THOR: A Non-Speculative Value Dependent Timing Side Channel Attack Exploiting Intel AMX
Farshad Dizani, Azam Ghanbari, Joshua Kalyanapu, Darsh Asher, Samira Mirbagher Ajorpaz
TL;DR
The paper identifies a non-speculative, value-dependent timing side-channel in Intel AMX that leaks neural network weight sparsity without requiring access to outputs or privileged state. It develops Thor, a PoC attack that reverse-engineers the Tile Matrix Multiply unit and leverages a threshold-based timing analysis with vector scoring to infer zero vs non-zero weights for $64$ input elements, achieving this within $50$ minutes and at a leakage rate of $R_{Thor}=76.8$ bits/hour. Thor outperforms prior microarchitectural side-channel attacks (e.g., Hertzbleed, Collide+Power) and remains effective even when DVFS is disabled or SGX is used, indicating a substantial ML privacy risk in accelerator-rich environments. The authors propose a micro-code–level defense to keep AMX in a Warm state, albeit with measurable power and performance penalties, underscoring the need for robust mitigations as AI workloads increasingly rely on on-chip accelerators.
Abstract
The rise of on-chip accelerators signifies a major shift in computing, driven by the growing demands of artificial intelligence (AI) and specialized applications.
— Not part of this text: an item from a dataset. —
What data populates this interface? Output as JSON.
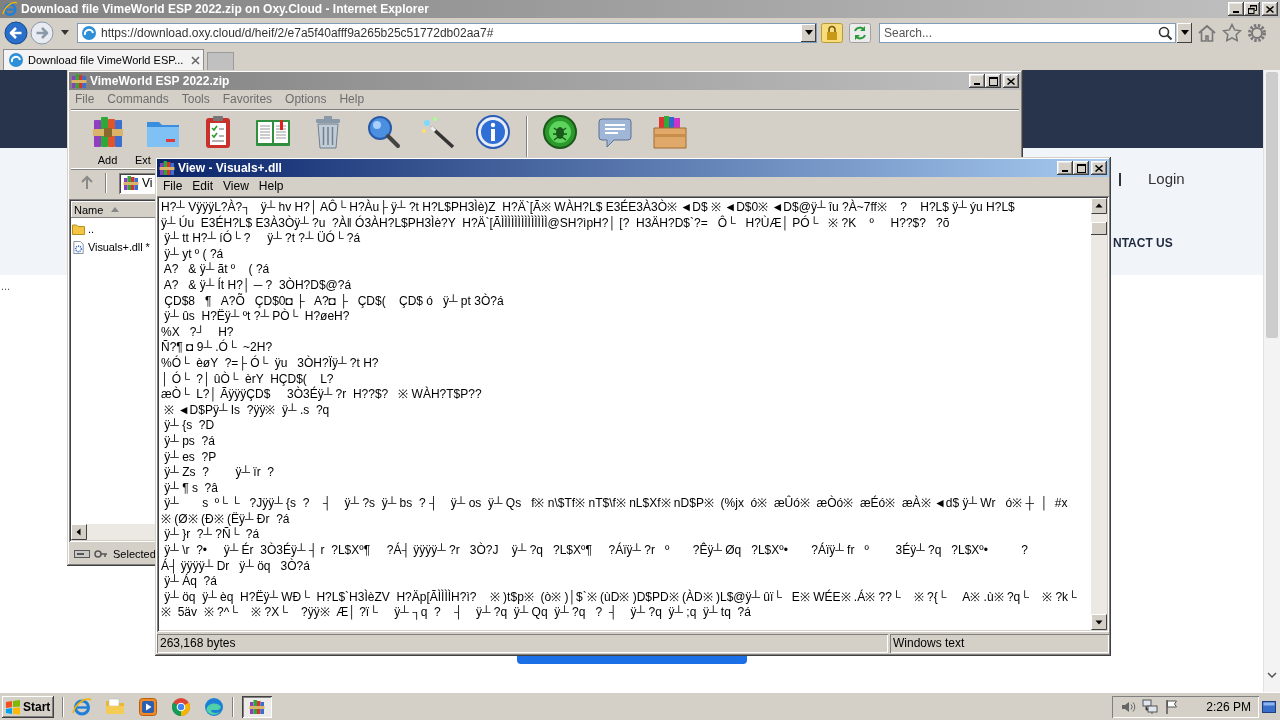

These accelerators have gained popularity due to their ability to substantially boost performance, cut energy usage, lower total cost of ownership (TCO), and promote sustainability. Intel's Advanced Matrix Extensions (AMX) is one such on-chip accelerator, specifically designed for handling tasks involving large matrix multiplications commonly used in machine learning (ML) models, image processing, and other computational-heavy operations. In this paper, we introduce a novel value-dependent timing side-channel vulnerability in Intel AMX. By exploiting this weakness, we demonstrate a software-based, value-dependent timing side-channel attack capable of inferring the sparsity of neural network weights without requiring any knowledge of the confidence score, privileged access or physical proximity. Our attack method can fully recover the sparsity of weights assigned to 64 input elements within 50 minutes, which is 631% faster than the maximum leakage rate achieved in the Hertzbleed attack.